The data, provided by the world’s largest network of job boards, Broadbean Technology, revealed that job applications jumped considerably during the second half of 2022, with numbers exceeding the 100,00 mark in five of the last six months. When looking at year-on-year data, the research shows that there was an almost 19% rise in applications between January 2022 and January 2023, a promising sign for the sector. However, vacancies for social care jobs also continued to rise steadily last year, and with January showing a 42% month-on-month increase, demand may soon outstrip supply.
Elsewhere, the research reveals that average salaries increased 6.3% year-on-year, and by more than 4.2% over the last three months – perhaps reflective of employers’ attempts to attract professionals into the sector.

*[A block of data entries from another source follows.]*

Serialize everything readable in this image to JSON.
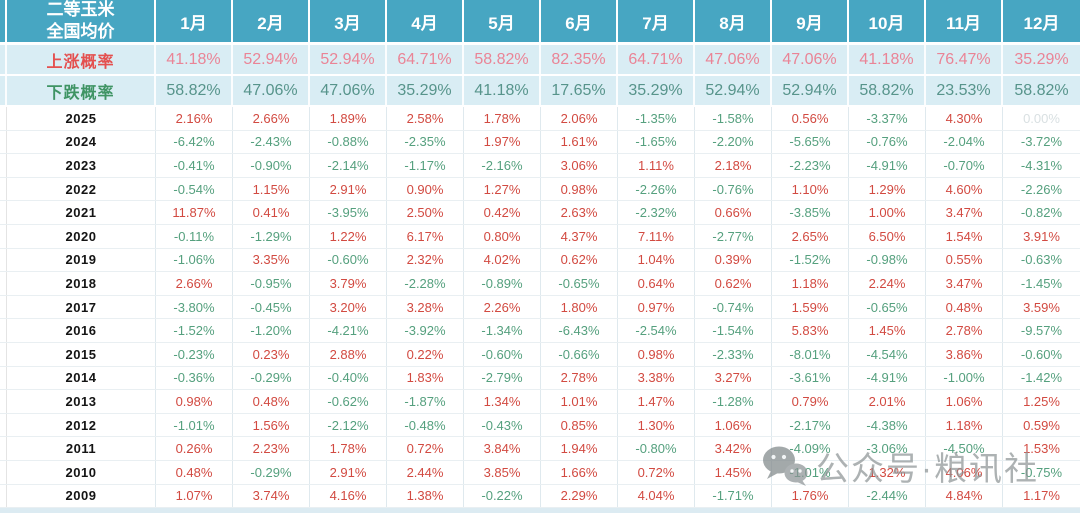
{
  "table": {
    "corner_line1": "二等玉米",
    "corner_line2": "全国均价",
    "rise_label": "上涨概率",
    "fall_label": "下跌概率"
  },
  "watermark": {
    "icon": "wechat-icon",
    "text": "公众号·粮讯社"
  },
  "colors": {
    "header_bg": "#47a6c2",
    "prob_bg": "#d9edf4",
    "rise_label": "#e4504f",
    "rise_value": "#ea8496",
    "fall_label": "#3f9464",
    "fall_value": "#57948b",
    "positive": "#d24a41",
    "negative": "#55a07e",
    "zero_faded": "#d9e0e2"
  },
  "chart_data": {
    "type": "table",
    "columns": [
      "1月",
      "2月",
      "3月",
      "4月",
      "5月",
      "6月",
      "7月",
      "8月",
      "9月",
      "10月",
      "11月",
      "12月"
    ],
    "rise_probability": [
      41.18,
      52.94,
      52.94,
      64.71,
      58.82,
      82.35,
      64.71,
      47.06,
      47.06,
      41.18,
      76.47,
      35.29
    ],
    "fall_probability": [
      58.82,
      47.06,
      47.06,
      35.29,
      41.18,
      17.65,
      35.29,
      52.94,
      52.94,
      58.82,
      23.53,
      58.82
    ],
    "unit": "%",
    "years": [
      {
        "year": "2025",
        "values": [
          2.16,
          2.66,
          1.89,
          2.58,
          1.78,
          2.06,
          -1.35,
          -1.58,
          0.56,
          -3.37,
          4.3,
          0.0
        ]
      },
      {
        "year": "2024",
        "values": [
          -6.42,
          -2.43,
          -0.88,
          -2.35,
          1.97,
          1.61,
          -1.65,
          -2.2,
          -5.65,
          -0.76,
          -2.04,
          -3.72
        ]
      },
      {
        "year": "2023",
        "values": [
          -0.41,
          -0.9,
          -2.14,
          -1.17,
          -2.16,
          3.06,
          1.11,
          2.18,
          -2.23,
          -4.91,
          -0.7,
          -4.31
        ]
      },
      {
        "year": "2022",
        "values": [
          -0.54,
          1.15,
          2.91,
          0.9,
          1.27,
          0.98,
          -2.26,
          -0.76,
          1.1,
          1.29,
          4.6,
          -2.26
        ]
      },
      {
        "year": "2021",
        "values": [
          11.87,
          0.41,
          -3.95,
          2.5,
          0.42,
          2.63,
          -2.32,
          0.66,
          -3.85,
          1.0,
          3.47,
          -0.82
        ]
      },
      {
        "year": "2020",
        "values": [
          -0.11,
          -1.29,
          1.22,
          6.17,
          0.8,
          4.37,
          7.11,
          -2.77,
          2.65,
          6.5,
          1.54,
          3.91
        ]
      },
      {
        "year": "2019",
        "values": [
          -1.06,
          3.35,
          -0.6,
          2.32,
          4.02,
          0.62,
          1.04,
          0.39,
          -1.52,
          -0.98,
          0.55,
          -0.63
        ]
      },
      {
        "year": "2018",
        "values": [
          2.66,
          -0.95,
          3.79,
          -2.28,
          -0.89,
          -0.65,
          0.64,
          0.62,
          1.18,
          2.24,
          3.47,
          -1.45
        ]
      },
      {
        "year": "2017",
        "values": [
          -3.8,
          -0.45,
          3.2,
          3.28,
          2.26,
          1.8,
          0.97,
          -0.74,
          1.59,
          -0.65,
          0.48,
          3.59
        ]
      },
      {
        "year": "2016",
        "values": [
          -1.52,
          -1.2,
          -4.21,
          -3.92,
          -1.34,
          -6.43,
          -2.54,
          -1.54,
          5.83,
          1.45,
          2.78,
          -9.57
        ]
      },
      {
        "year": "2015",
        "values": [
          -0.23,
          0.23,
          2.88,
          0.22,
          -0.6,
          -0.66,
          0.98,
          -2.33,
          -8.01,
          -4.54,
          3.86,
          -0.6
        ]
      },
      {
        "year": "2014",
        "values": [
          -0.36,
          -0.29,
          -0.4,
          1.83,
          -2.79,
          2.78,
          3.38,
          3.27,
          -3.61,
          -4.91,
          -1.0,
          -1.42
        ]
      },
      {
        "year": "2013",
        "values": [
          0.98,
          0.48,
          -0.62,
          -1.87,
          1.34,
          1.01,
          1.47,
          -1.28,
          0.79,
          2.01,
          1.06,
          1.25
        ]
      },
      {
        "year": "2012",
        "values": [
          -1.01,
          1.56,
          -2.12,
          -0.48,
          -0.43,
          0.85,
          1.3,
          1.06,
          -2.17,
          -4.38,
          1.18,
          0.59
        ]
      },
      {
        "year": "2011",
        "values": [
          0.26,
          2.23,
          1.78,
          0.72,
          3.84,
          1.94,
          -0.8,
          3.42,
          -4.09,
          -3.06,
          -4.5,
          1.53
        ]
      },
      {
        "year": "2010",
        "values": [
          0.48,
          -0.29,
          2.91,
          2.44,
          3.85,
          1.66,
          0.72,
          1.45,
          -1.01,
          1.32,
          4.06,
          -0.75
        ]
      },
      {
        "year": "2009",
        "values": [
          1.07,
          3.74,
          4.16,
          1.38,
          -0.22,
          2.29,
          4.04,
          -1.71,
          1.76,
          -2.44,
          4.84,
          1.17
        ]
      }
    ]
  }
}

Ann Swain, CEO of APSCo comments:
“The social care sector has faced significant labour shortages since the pandemic and with unrest across the healthcare workforce as a whole, recruitment is proving challenging for employers and staffing companies. The continued uptick in vacancies is perhaps unsurprising, however the increase in application numbers is a promising sign for the sector, though it appears to largely be in line with the salary increases noted. How sustainable this will be in the coming year is difficult to determine, but as a sector which has notoriously faced talent shortages, investment in growing domestic skills and attracting international resources needs to be high on the priority list for social care.”